Pacific Ocean, Costa Rica

From Costa Rica To Culture Shock

I feel like I’m living a lie.

I feel like I just put on makeup and a costume every day and play a role. Why do we have to conform to society? I was living the life of my dreams in the jungle–living cohesively with nature and being with myself. Now I’m back with culture shock.

waterfall in Costa Rica

My return to Toronto brought so much pressure to work harder, work longer–be better than everyone else–and be doing something 24/7. I realize that I can’t handle that people expect me to be something that I’m not.

I guess I’ve gone the last 26 years not realizing what was happening. In the jungle I learned to rely on myself. There’s no wifi to watch instructional YouTube videos or news to know what’s going on in the world. I was in it alone.

Sometimes I hated myself. I didn’t even want to be with myself. There was no where to run, no distractions. I was just stuck with those horrible feelings building up inside me.

But, maybe that was okay and by distracting ourselves from who we really are is the problem. I can’t help but feel a sense of an identity crisis now that I’m back and I feel like my old city life is crumbling around me.

Am I the one destroying all these opportunities or do I just no longer see them that way? I realized I want to be free and everywhere I turn there’s a straight jacket waiting to suck my livelihood from me.

So what’s the next step? Where do I go from here? I can’t hide from society and I’ll have to assimilate again at some point. Most days I don’t even want to leave the house. Just walking to the major intersection in my neighbourhood is as overwhelming as going downtown. There are too many people, street lights and cars everywhere. It’s definitely a stark contrast to the isolation of the jungle.

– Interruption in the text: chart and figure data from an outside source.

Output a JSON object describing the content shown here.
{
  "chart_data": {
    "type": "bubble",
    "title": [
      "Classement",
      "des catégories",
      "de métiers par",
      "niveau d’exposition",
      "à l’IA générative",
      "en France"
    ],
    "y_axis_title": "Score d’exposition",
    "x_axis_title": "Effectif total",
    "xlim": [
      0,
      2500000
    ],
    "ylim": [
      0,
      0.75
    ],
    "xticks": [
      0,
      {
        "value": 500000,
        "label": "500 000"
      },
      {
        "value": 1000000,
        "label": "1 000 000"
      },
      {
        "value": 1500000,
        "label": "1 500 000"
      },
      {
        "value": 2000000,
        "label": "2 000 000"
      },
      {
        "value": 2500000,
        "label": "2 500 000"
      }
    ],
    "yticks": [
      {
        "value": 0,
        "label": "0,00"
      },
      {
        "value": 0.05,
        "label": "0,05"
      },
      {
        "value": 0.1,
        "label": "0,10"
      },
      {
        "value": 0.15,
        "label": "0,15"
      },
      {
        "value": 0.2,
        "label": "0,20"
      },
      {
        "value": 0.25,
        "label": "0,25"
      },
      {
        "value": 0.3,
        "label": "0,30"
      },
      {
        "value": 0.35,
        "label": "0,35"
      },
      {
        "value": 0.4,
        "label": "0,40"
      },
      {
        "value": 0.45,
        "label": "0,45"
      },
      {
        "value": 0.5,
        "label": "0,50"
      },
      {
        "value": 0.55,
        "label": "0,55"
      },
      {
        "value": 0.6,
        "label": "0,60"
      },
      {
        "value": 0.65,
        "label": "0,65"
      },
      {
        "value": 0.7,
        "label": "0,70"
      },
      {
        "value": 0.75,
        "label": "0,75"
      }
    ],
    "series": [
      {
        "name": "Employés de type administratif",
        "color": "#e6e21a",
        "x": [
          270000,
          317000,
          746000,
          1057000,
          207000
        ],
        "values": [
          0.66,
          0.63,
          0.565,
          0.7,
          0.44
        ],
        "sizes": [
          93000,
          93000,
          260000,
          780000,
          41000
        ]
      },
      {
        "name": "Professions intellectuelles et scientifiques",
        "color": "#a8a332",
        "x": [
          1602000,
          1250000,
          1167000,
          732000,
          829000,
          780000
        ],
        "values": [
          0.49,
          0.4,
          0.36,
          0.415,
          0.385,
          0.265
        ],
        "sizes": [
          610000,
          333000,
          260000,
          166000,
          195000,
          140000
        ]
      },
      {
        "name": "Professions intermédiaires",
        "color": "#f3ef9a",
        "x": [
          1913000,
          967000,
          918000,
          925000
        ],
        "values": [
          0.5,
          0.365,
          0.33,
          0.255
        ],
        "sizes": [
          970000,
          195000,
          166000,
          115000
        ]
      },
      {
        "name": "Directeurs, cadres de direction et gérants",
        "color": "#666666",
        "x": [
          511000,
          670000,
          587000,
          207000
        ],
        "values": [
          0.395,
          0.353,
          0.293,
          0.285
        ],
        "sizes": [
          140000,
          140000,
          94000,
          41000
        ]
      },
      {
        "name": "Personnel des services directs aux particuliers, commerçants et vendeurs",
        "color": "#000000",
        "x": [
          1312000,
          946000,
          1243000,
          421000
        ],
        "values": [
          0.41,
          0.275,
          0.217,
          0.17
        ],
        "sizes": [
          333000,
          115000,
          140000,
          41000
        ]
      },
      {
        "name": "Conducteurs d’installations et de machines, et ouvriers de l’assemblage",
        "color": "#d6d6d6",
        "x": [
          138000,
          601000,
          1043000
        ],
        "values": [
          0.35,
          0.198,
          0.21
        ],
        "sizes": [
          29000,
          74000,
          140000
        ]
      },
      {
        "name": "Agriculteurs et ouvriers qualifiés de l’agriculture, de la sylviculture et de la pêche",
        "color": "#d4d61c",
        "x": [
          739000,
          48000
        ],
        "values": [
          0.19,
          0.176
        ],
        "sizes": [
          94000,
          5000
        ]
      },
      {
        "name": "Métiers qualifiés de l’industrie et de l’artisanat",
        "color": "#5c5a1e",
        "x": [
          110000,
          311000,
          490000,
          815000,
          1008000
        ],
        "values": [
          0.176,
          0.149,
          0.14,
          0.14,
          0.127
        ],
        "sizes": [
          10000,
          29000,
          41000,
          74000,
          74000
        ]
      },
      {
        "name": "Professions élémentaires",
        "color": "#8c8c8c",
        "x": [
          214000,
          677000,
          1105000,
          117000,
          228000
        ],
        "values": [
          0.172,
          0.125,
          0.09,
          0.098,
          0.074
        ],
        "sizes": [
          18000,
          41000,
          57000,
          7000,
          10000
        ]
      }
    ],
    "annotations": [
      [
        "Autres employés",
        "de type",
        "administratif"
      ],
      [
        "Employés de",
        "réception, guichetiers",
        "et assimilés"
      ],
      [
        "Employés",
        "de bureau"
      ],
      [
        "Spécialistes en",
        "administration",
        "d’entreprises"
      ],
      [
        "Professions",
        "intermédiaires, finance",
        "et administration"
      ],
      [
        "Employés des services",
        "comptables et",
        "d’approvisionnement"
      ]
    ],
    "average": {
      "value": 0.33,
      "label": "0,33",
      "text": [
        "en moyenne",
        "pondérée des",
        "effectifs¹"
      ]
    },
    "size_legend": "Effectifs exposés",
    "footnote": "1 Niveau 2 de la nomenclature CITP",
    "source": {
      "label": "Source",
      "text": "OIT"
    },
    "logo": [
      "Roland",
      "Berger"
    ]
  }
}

I’ll hopefully be graduating from university soon, and stepping into a career as a .  . . journalist? I don’t even know anymore what I want to do. Is that what happens to you after five plus years of university? You just forget why you did it in the first place? Then I remember, that’s what social conformity dictated if I want to be “successful” in life.

Right now I have no valid ID (other than my passport, duh), no money in my bank account, lots of debt, no job (I’m an intern), and disowned my former friends.

I’ve learned I don’t really need anything. I’ve cut back on non-essential consumerism and even minimized my beauty routine to go a month longer for that eyebrow wax. I don’t need makeup, nail polish or new clothes–but every T.V. commercial, billboard and blog says women do.

Let’s start a new kind of consumption, of knowledge and experiences–forget materialism. Stuff is just stuff and we aren’t bringing it with us. We need to conserve our resources and respect the environment.

To see monkeys and sloths in their natural habitat made me realize that I wasn’t living in my natural habitat. City life isn’t real–I might as well live in Disney World. It’s a simulation, constructed to make people feel “safe” and protected from the natural world.

What are they so afraid of?

Losing control.

I feel like I live in a bubble just like the Truman Show–sheltered from the outside “real” world. I’ve been conditioned to think and feel that I am not good enough and that I need material things that I don’t.

Things change and I guess I have too. I don’t regret seeing everything in a new light but it’s hard. It makes me see how easy it is to lose everything but somehow I don’t care. I’m making space for a new life, one that fulfills my heart and soul. One filled with real adventure, not just what you see in movies.